Puis, même s’il destine la pièce à Chéreau, Koltès désormais veut jouer jouer le malentendu pour être mieux écouté. Après l’échec public de Quai Ouest, et même pendant ses représentations, Koltès rêve à voix haute de salles pleines, d’un spectacle conçu pour un large public, d’une relation immédiate entre salle et scène. Maillan comme objet transitionnel de renouement avec le plaisir d’écrire et d’être joué – de renouement avec le théâtre.

À la racine de l’écriture, avant toute formulation d’intrigue, c’est donc la distribution qui oriente le projet. Koltès impose donc Maillan à Chéreau (et contre lui : cela n’ira pas sans conflit sur le plateau, pendant les répétitions, avant que Maillan prenne définitivement le pouvoir, évidemment, sitôt les premières représentations : la comédie est affaire d’acteur en dernier ressort) Mais Chéreau, dans le deal (qui est dealer, qui est client ?) impose en retour Michel Piccoli, et dans la constitution de ce couple se joue ce qui va suivre.

Maillan, Picoli. Des retrouvailles qui pourraient être la trame d’un vaudeville : et c’est avant tout ce que va représenter le spectacle – ce que le vaudeville permet – : la rencontre moins de personnages que de deux acteurs. Ils sont issus de la même génération, ont été formés tous deux au cours Simon dans l’immédiat après-guerre, mais ont connu des trajectoires presque opposées et n’ont jamais joué ensemble. Maillan s’est liée à Pierre Mondy, et se fera rapidement connaître dans des pièces de boulevard où elle a imposé un style comique à distance, neutralisant le jeu pour mieux créer l’écart d’un rire au second degré. C’est ce jeu, équilibre entre retenue et exposition, réduction et efficacité, sobriété et puissance comique, qui est sa marque : « capable de tout jouer avec une sorte de distance complice », elle multiplie les rôles au cinéma et au théâtre. Cette distance lui donne la liberté de raconter par-dessus le texte sa relation avec le public des théâtres de la bourgeoisie qui aime se voir en miroir d’elle. En cela est-elle capable de tout jouer : de jouer sur tout et de faire jouer sur un texte même anodin ce regard à distance du texte qui le rehausse. De fait, elle joue surtout dans des vaudevilles à la mode, ceux de Barillet/Grédy (avant Lily & Lily, il y avait eu Le Chinois, 1958 ; Folle Amanda, 1971 ; Potiche, 1980…), ou de Marcel Mithois (elle triomphe notamment dans Croque-Monsieur en 1964, 1967, 1971 et 1974) : pièces écrites pour le jeu, c’est-à-dire elle seule, comme c’est elle seule que le public vient voir, non la pièce qui n’est qu’un prétexte.

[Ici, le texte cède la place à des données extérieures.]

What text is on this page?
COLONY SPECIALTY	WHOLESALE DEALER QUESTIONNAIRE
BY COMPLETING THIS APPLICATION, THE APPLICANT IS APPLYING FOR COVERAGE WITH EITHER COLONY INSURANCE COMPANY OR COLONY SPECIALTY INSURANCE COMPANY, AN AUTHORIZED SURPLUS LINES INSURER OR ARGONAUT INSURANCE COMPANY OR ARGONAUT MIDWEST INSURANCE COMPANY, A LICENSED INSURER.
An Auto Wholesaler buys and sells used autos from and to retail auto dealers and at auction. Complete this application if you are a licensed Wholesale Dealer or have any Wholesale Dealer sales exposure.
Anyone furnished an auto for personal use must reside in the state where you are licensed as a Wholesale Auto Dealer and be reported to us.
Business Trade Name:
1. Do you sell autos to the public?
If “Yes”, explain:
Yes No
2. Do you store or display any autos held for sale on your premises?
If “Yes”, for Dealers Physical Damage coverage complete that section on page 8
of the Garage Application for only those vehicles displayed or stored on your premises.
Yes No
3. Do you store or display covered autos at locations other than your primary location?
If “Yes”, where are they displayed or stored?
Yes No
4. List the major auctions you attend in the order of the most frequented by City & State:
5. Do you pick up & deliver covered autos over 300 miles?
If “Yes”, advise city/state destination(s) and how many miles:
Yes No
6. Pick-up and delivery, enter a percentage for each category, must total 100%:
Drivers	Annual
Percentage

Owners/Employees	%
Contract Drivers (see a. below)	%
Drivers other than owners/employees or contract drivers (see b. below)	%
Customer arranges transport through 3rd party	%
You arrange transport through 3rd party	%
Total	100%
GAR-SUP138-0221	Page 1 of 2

Michel Piccoli fait lui surtout carrière au cinéma, dans un tout autre registre : révélé en 1963 aux côtés de Brigitte Bardot dans Le Mépris de Jean-Luc Godard (film que Koltès portait au plus haut), il accompagne ainsi la Nouvelle Vague, tourne avec les plus grands réalisateurs . On le voit aussi au théâtre : il travaille tôt avec Claude Régy (Penthésilée, de Kleist, 1954 ; Gaspar Vincent, de Dominique Vincent, 1955), Jean Vilar (Phèdre, de Racine, 1957), Jean-Louis Barrault (La Nuit a sa clarté, de Christopher Fry, 1962), Peter Brook (La Cerisaie, de Tchekhov, 1981 et 1983)… Acteur de l’intensité dramatique et d’une ferveur violente, dont la colère, éruptive et terrible semble pouvoir percer à chaque instant sous l’apparente bonhommie, c’est aussi le comédien dont l’élégance naturelle témoigne d’une intelligence sensible, d’une culture littéraire qu’il sait mettre en retrait quand il faut jouer notable de province ou chef de famille dépassé. Homme d’engagement qui refuse l’encartement, il est proche de la gauche communiste et fait entendre sa voix. Couvert de prix , il semble l’acteur français majuscule tel que le cinéma international aime se le représenter…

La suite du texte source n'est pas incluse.